A South Carolina Burger King operator that wants to close some of its hurricane-battered restaurants has filed for bankruptcy protection amid an apparent dispute with its franchisor.
Capital Restaurant Group, which operates 24 locations along the state’s coast, filed for Chapter 11 bankruptcy protection late last week after arguing that it has been forced to keep open too many underperforming restaurants.
According to bankruptcy court documents, Capital has seven underperforming restaurants that it would like to close.

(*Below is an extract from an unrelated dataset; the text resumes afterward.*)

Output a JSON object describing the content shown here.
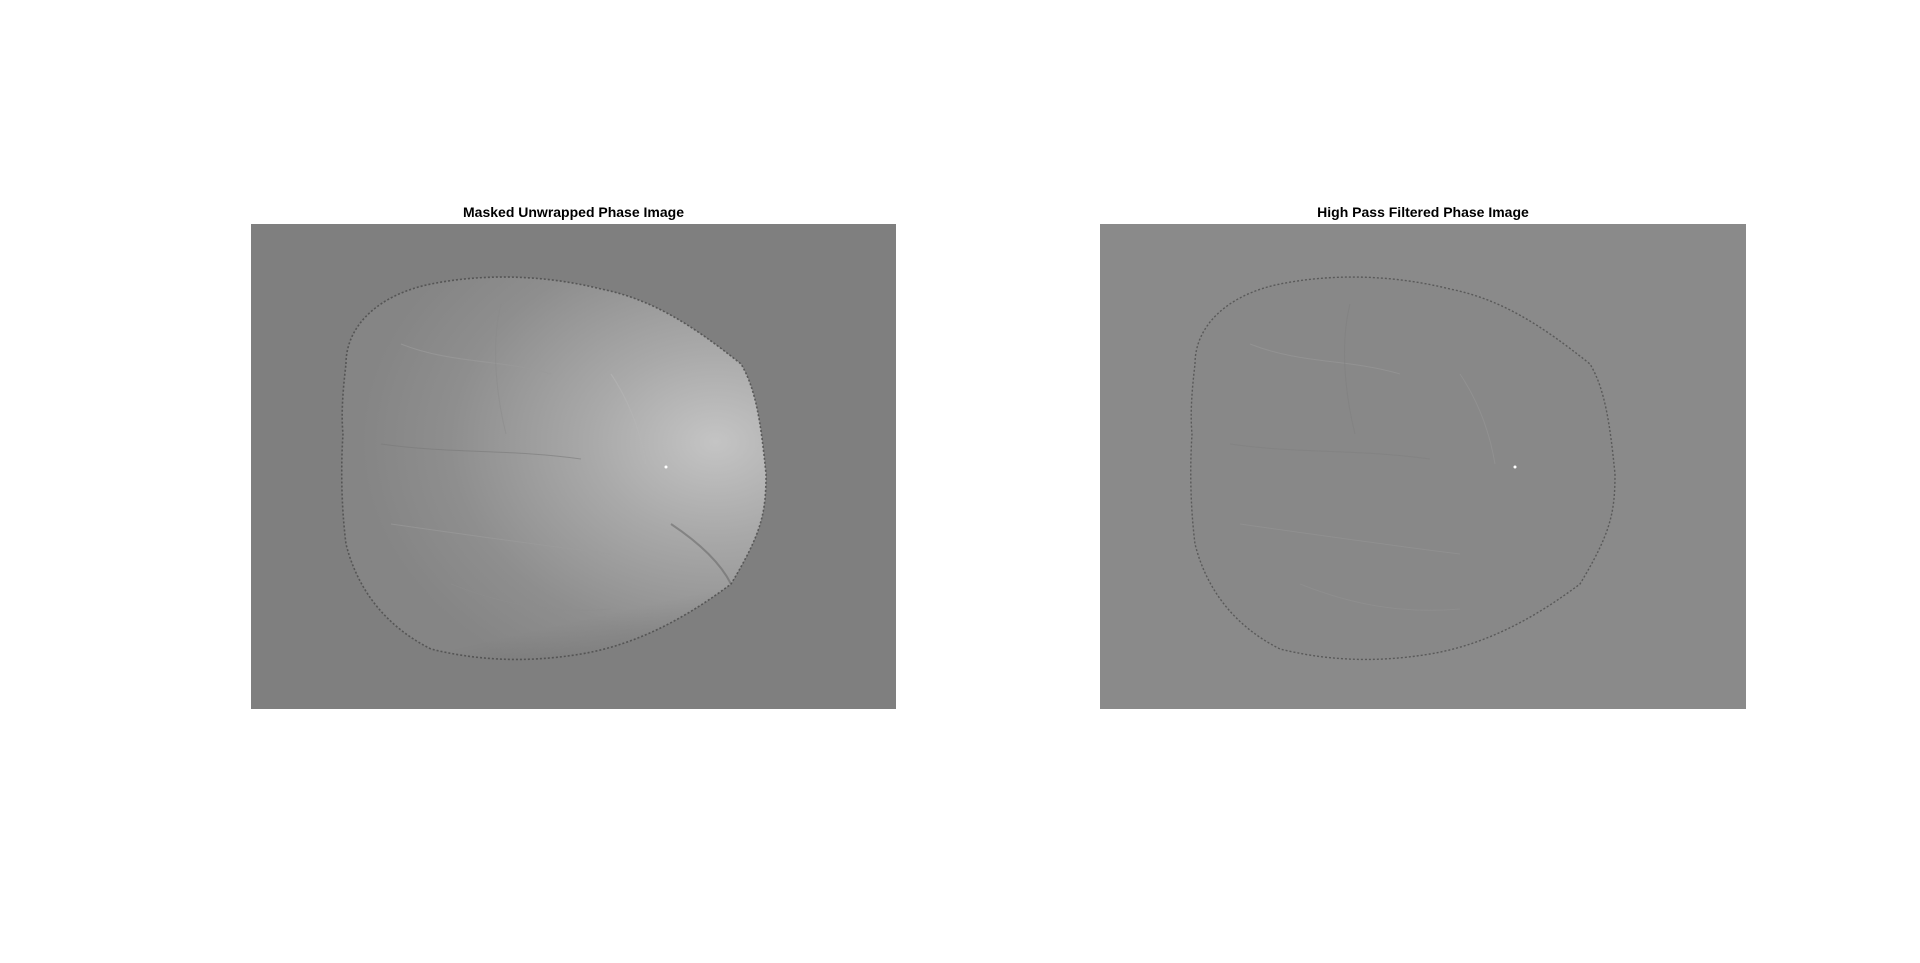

Burger King, however, has refused to allow the franchisee to close any underperforming locations, Capital said in its filing. Capital says that it has been “forced” to operate the restaurants at a loss while continuing to pay rent and royalties to Burger King, a subsidiary of Restaurant Brands International.

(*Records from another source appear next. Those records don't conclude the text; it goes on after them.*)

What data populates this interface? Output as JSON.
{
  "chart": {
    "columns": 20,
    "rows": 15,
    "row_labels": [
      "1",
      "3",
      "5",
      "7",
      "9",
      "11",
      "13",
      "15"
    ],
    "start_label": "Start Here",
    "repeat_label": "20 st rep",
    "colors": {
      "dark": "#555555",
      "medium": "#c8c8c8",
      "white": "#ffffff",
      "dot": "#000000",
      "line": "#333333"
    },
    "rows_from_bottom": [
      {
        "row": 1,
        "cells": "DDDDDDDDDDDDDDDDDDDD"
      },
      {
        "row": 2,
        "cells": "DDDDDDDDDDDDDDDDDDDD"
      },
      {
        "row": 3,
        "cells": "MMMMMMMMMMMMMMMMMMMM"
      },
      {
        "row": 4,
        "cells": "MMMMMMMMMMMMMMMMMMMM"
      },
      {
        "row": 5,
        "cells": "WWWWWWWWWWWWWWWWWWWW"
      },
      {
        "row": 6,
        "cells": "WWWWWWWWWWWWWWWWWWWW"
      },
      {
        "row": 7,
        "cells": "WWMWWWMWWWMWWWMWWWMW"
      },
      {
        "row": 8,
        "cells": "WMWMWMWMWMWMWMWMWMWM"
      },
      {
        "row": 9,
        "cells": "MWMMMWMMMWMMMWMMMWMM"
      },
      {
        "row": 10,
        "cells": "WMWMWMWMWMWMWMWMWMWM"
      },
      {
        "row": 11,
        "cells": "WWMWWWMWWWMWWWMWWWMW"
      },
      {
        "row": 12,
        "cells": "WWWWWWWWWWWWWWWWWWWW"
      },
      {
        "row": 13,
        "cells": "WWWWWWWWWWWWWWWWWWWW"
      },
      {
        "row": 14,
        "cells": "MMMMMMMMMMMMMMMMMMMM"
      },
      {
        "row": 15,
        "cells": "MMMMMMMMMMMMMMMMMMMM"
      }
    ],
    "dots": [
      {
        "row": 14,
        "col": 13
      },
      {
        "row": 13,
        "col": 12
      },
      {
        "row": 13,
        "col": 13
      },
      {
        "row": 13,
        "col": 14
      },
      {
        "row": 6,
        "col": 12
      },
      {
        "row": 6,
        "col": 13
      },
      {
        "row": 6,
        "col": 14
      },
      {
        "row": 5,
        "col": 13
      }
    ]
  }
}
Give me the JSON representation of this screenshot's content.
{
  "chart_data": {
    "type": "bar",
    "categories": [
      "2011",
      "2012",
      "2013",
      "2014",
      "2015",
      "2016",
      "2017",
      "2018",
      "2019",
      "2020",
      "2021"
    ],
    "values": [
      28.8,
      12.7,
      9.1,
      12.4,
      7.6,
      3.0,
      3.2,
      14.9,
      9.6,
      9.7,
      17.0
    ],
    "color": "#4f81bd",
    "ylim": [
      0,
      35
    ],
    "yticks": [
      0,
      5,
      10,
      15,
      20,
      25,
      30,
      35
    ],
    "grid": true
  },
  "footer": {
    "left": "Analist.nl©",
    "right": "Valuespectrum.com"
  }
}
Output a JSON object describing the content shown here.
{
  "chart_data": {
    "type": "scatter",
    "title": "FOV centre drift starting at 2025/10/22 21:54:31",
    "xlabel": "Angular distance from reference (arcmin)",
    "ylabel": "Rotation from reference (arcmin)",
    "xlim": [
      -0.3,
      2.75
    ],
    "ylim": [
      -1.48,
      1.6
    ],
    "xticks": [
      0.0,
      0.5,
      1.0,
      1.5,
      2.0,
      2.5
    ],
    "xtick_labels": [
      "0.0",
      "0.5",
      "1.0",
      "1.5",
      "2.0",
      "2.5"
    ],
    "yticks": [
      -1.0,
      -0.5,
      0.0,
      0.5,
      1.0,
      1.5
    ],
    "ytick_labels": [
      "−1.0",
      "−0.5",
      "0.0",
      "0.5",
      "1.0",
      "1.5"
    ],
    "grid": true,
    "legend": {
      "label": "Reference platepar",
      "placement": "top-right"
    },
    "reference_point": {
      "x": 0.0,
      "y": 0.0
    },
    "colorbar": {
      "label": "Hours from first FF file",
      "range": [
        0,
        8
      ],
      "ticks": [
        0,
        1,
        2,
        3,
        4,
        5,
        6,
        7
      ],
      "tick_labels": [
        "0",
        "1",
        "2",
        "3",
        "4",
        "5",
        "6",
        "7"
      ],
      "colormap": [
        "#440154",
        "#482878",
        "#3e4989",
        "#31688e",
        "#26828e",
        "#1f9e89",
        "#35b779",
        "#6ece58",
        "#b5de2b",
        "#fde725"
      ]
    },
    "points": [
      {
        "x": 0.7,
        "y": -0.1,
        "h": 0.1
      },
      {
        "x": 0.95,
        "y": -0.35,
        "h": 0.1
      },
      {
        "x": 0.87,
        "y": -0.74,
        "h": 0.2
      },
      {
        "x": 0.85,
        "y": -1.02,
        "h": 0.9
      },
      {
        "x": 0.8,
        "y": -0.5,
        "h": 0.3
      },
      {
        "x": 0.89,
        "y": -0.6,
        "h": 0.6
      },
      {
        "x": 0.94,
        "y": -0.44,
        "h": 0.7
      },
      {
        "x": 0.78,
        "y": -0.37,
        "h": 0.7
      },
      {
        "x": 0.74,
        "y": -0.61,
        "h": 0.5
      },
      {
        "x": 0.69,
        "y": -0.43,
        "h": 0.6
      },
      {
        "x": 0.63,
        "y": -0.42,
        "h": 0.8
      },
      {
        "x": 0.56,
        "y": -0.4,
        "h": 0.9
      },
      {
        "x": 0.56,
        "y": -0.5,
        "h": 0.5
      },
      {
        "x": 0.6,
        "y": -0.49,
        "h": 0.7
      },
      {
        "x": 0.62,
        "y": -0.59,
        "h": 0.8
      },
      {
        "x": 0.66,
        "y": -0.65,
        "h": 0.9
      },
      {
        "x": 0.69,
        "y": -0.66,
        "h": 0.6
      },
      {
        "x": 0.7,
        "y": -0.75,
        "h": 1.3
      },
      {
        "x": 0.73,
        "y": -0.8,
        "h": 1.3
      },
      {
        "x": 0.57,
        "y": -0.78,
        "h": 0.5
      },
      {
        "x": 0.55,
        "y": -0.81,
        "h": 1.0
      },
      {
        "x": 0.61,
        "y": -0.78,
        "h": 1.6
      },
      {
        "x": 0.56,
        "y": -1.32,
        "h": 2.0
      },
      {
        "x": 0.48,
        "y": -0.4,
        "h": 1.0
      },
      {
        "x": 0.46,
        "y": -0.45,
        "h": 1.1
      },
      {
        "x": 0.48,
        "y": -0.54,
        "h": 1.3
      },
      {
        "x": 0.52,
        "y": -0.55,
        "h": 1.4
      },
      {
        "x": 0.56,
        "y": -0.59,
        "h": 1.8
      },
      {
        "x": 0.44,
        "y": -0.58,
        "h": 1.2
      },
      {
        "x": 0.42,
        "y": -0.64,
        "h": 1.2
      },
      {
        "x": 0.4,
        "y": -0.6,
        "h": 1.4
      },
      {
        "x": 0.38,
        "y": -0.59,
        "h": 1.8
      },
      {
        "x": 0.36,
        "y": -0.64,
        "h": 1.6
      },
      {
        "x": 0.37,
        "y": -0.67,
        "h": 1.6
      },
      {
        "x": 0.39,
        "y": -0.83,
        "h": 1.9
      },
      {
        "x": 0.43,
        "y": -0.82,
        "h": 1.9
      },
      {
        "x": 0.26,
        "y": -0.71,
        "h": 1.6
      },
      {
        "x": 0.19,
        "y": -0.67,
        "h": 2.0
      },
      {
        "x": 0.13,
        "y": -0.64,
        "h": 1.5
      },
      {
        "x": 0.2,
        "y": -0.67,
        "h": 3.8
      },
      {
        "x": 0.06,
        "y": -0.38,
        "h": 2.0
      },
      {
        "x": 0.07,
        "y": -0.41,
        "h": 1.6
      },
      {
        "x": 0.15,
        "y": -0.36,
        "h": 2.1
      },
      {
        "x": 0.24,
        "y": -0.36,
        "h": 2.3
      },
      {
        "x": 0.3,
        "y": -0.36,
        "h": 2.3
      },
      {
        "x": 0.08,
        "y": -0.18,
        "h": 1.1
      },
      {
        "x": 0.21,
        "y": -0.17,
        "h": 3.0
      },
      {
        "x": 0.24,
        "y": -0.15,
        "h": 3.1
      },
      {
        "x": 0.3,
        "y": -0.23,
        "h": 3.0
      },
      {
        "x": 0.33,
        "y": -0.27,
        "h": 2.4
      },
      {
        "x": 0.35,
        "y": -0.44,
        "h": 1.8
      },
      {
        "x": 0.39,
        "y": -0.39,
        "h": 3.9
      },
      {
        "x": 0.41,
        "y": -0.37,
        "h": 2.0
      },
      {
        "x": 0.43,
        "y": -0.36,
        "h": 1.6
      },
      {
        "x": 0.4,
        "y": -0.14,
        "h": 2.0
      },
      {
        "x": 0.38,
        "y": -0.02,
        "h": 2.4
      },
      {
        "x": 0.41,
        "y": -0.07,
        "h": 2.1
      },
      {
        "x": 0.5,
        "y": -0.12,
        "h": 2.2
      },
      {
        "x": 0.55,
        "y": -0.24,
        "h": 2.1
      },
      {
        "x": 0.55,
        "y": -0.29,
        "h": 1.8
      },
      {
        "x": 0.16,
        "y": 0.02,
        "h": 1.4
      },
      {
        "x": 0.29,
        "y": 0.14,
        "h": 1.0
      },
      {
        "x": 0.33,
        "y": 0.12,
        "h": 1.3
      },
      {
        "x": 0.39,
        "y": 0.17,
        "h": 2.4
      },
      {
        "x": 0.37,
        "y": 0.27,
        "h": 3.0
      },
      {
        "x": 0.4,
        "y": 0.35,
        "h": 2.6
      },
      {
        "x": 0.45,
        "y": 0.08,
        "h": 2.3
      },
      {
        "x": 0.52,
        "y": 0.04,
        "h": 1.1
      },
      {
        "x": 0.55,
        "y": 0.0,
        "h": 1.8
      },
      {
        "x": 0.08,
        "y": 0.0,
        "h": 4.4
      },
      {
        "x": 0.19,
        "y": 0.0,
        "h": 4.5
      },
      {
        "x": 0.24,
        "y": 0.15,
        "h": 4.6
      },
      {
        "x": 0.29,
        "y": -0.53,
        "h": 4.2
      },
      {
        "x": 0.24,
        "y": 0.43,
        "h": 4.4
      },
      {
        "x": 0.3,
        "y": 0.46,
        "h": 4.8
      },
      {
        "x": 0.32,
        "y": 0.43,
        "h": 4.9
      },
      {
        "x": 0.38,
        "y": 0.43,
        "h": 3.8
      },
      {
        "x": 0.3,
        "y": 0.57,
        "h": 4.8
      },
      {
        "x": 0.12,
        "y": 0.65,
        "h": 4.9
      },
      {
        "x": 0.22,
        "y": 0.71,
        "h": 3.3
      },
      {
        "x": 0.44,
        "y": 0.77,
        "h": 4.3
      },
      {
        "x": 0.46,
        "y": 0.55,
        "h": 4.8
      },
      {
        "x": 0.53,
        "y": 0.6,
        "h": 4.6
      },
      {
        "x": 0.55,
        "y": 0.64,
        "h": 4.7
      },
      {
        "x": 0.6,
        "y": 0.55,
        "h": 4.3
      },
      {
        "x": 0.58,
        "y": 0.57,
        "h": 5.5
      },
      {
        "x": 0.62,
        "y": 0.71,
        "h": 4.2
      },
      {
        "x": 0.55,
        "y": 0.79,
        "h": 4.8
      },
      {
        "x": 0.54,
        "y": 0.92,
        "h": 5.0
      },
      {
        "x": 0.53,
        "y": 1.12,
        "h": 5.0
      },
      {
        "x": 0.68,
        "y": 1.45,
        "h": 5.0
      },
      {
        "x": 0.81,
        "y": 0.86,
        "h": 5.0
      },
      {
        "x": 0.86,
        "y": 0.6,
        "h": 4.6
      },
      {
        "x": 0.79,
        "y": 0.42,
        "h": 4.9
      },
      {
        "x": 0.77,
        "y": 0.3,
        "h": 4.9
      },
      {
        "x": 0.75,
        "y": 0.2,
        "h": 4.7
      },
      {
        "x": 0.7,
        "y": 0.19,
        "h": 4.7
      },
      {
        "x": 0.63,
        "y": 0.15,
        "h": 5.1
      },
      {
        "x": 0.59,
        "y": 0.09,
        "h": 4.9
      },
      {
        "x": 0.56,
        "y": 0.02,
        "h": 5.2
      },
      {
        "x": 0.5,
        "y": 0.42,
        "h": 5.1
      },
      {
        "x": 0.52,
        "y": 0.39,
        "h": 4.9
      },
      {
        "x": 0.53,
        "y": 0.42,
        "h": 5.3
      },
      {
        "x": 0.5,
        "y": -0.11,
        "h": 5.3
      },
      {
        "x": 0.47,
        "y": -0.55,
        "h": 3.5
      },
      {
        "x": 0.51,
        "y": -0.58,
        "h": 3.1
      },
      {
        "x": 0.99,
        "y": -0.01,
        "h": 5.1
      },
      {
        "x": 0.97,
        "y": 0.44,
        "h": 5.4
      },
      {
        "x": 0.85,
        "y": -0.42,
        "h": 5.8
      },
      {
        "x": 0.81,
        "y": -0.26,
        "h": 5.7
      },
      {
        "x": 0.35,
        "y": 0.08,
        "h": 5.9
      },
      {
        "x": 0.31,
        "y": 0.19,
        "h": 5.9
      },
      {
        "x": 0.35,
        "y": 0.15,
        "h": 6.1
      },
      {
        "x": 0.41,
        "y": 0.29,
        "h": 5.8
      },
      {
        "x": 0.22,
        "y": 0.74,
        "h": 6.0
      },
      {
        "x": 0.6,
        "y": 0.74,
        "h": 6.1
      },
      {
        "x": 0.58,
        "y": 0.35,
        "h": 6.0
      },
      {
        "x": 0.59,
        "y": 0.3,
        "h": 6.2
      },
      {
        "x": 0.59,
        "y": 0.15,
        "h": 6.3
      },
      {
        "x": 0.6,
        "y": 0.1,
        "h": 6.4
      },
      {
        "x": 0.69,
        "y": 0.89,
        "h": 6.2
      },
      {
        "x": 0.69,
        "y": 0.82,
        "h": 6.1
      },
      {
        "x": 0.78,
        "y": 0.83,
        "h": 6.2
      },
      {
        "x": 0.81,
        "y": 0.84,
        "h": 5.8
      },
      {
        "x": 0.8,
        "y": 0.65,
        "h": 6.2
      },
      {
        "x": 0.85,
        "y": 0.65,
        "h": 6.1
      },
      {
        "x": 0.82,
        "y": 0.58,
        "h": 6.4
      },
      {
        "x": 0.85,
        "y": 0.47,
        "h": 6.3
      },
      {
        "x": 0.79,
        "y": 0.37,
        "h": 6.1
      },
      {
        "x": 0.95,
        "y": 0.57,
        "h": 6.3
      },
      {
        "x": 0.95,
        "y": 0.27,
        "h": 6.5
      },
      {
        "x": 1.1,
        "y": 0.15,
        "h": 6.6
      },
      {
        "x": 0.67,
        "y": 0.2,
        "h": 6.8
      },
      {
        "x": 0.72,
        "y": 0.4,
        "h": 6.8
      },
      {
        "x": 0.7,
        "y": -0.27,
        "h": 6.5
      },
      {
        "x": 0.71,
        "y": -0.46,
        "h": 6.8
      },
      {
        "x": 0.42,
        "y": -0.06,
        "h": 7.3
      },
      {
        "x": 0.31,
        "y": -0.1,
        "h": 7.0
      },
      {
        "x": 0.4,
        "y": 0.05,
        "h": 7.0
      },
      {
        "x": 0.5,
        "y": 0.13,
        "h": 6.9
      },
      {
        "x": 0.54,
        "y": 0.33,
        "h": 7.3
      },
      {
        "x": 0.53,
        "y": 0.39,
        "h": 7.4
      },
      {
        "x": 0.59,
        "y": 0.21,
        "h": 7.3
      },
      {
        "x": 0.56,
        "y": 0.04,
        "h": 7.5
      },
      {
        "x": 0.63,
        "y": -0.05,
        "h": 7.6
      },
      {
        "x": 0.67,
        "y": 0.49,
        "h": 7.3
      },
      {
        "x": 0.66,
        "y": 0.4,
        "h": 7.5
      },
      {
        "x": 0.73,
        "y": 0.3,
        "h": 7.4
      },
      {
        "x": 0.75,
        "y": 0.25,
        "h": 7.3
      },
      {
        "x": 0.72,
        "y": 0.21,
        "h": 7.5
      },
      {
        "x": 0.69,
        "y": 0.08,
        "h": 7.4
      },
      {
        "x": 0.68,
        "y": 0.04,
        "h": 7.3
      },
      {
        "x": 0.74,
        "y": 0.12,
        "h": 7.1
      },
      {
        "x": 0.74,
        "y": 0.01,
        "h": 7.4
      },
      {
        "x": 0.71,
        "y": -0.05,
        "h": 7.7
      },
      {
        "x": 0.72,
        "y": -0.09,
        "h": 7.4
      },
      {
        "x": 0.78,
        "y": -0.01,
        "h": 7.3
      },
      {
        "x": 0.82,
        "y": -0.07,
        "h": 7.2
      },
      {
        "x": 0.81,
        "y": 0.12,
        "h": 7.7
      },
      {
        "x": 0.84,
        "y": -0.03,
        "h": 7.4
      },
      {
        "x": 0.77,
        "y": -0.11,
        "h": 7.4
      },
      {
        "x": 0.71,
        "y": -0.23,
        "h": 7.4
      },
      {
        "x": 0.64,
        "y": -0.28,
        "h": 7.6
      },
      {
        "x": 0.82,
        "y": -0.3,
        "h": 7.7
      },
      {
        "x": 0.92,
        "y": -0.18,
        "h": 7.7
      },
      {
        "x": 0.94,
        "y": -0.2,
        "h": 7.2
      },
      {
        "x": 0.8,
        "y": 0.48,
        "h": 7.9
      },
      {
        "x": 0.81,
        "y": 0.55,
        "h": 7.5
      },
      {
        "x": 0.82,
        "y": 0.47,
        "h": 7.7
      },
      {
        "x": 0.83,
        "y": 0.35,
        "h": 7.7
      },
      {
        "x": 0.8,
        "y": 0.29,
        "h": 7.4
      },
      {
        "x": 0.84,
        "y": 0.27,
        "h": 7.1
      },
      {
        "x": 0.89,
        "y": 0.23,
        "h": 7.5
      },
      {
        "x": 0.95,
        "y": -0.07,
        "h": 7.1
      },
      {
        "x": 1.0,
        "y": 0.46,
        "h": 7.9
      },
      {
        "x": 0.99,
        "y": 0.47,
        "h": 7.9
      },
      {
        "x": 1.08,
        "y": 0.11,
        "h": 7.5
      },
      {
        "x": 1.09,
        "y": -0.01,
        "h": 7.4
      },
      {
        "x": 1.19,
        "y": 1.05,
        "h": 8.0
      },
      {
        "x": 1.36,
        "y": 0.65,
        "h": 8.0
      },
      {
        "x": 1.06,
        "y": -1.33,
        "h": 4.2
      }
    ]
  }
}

Capital argues that Burger King would have allowed the company to close the restaurants in conjunction with a sale of its remaining locations. But the franchisee argues that the company “has employed tactics that have delayed the possibility of one or more potential sales.”
Burger King has not yet responded to a request for comment.
This isn’t the first dispute between Capital and Burger King. The franchisee sued Burger King earlier this year over reduced ad spending. In the bankruptcy filing, the franchisee claims that Burger King “reduced advertising in one or more of the markets” in which it operates.
That caused revenues to decline, the franchisee said.
Hurricanes also caused a problem. Many of Capital’s locations are located near Myrtle Beach and Charleston and were hit by hurricanes in recent years, including this past summer. The restaurants had to be closed temporarily, which drained the company of liquidity.
Capital Restaurant Group is a Georgia-based company that has operated the Burger King locations since 2010. The company said that it took over restaurants that “had been neglected for years and in need of repairs, upgrades and improvements.”
The company said in its bankruptcy filing that its deteriorating cash flow and liquidity left it “with no choice” but to seek bankruptcy protection.